Fastest industry standard optical fiber: 1.7 Petabits, equal to more than 10 million home broadband connections. Invented in Japan with Macquarie University support
An optical fibre about the thickness of a human hair can now carry the equivalent of more than 10 million fast home internet connections running at full capacity.
A team of Japanese, Australian, Dutch, and Italian researchers has set a new speed record for an industry standard optical fibre, achieving 1.7 Petabits over a 67km length of fibre. The fibre, which contains 19 cores that can each carry a signal, meets the global standards for fibre size, ensuring that it can be adopted without massive infrastructure change. And it uses less digital processing, greatly reducing the power required per bit transmitted.
Macquarie University researchers supported the invention by developing a 3D laser-printed glass chip that allows low loss access to the 19 streams of light carried by the fibre and ensures compatibility with existing transmission equipment.
The fibre was developed by the Japanese National Institute of Information and Communications Technology (NICT, Japan) and Sumitomo Electric Industries, Ltd. (SEI, Japan) and the work was performed in collaboration with the Eindhoven University of Technology, University of L’Aquila, and Macquarie University.
All the world’s internet traffic is carried through optical fibres which are each 125 microns thick (comparable to the thickness of a human hair).
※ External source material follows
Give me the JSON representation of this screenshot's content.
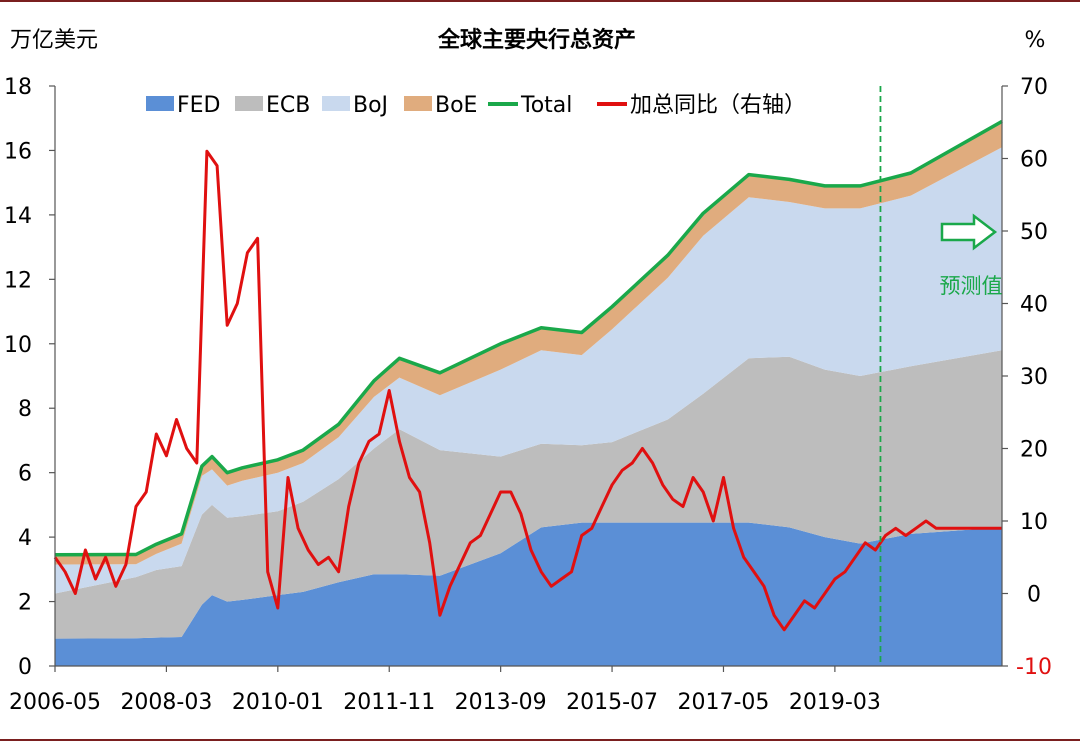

These industry standard fibres link continents, data centres, mobile phone towers, satellite ground stations and our homes and businesses.
Back in 1988, the first subsea fibre-optic cable across the Atlantic had a capacity of 20 Megabits or 40,000 telephone calls, in two pairs of fibres. Known as TAT 8, it came just in time to support the development of the World Wide Web. But it was soon at capacity.
The latest generation of subsea cables such as the Grace Hopper cable, which went into service in 2022, carries 22 Terabits in each of 16 fibre pairs. That’s a million times more capacity than TAT 8, but it’s still not enough to meet the demand for streaming TV, video conferencing and all our other global communication.
“Decades of optics research around the world has allowed the industry to push more and more data through single fibres,” says Dr Simon Gross from Macquarie University’s School of Engineering. “They’ve used different colours, different polarisations, light coherence and many other tricks to manipulate light.”
Most current fibres have a single core that carries multiple light signals. But this current technology is practically limited to only a few Terabits per second due to interference between the signals.
“We could increase capacity by using thicker fibres. But thicker fibres would be less flexible, more fragile, less suitable for long-haul cables, and would require massive reengineering of optical fibre infrastructure,” says Dr Gross.
“We could just add more fibres. But each fibre adds equipment overhead and cost and we’d need a lot more fibres.”
To meet the exponentially growing demand for movement of data, telecommunication companies need technologies that offer greater data flow for reduced cost.
The new fibre contains 19 cores that can each carry a signal.
“Here at Macquarie University, we’ve created a compact glass chip with a wave guide pattern etched into it by a 3D laser printing technology. It allows feeding of signals into the 19 individual cores of the fibre simultaneously with uniform low losses. Other approaches are lossy and limited in the number of cores,” says Dr Gross.
“It’s been exciting to work with the Japanese leaders in optical fibre technology. I hope we’ll see this technology in subsea cables within five to 10 years.”
Another researcher involved in the experiment, Professor Michael Withford from Macquarie University’s School of Mathematical and Physical Sciences, believes this breakthrough in optical fibre technology has far-reaching implications.
“The optical chip builds on decades of research into optics at Macquarie University,” says Professor Withford. “The underlying patented technology has many applications including finding planets orbiting distant stars, disease detection, even identifying damage in sewage pipes.”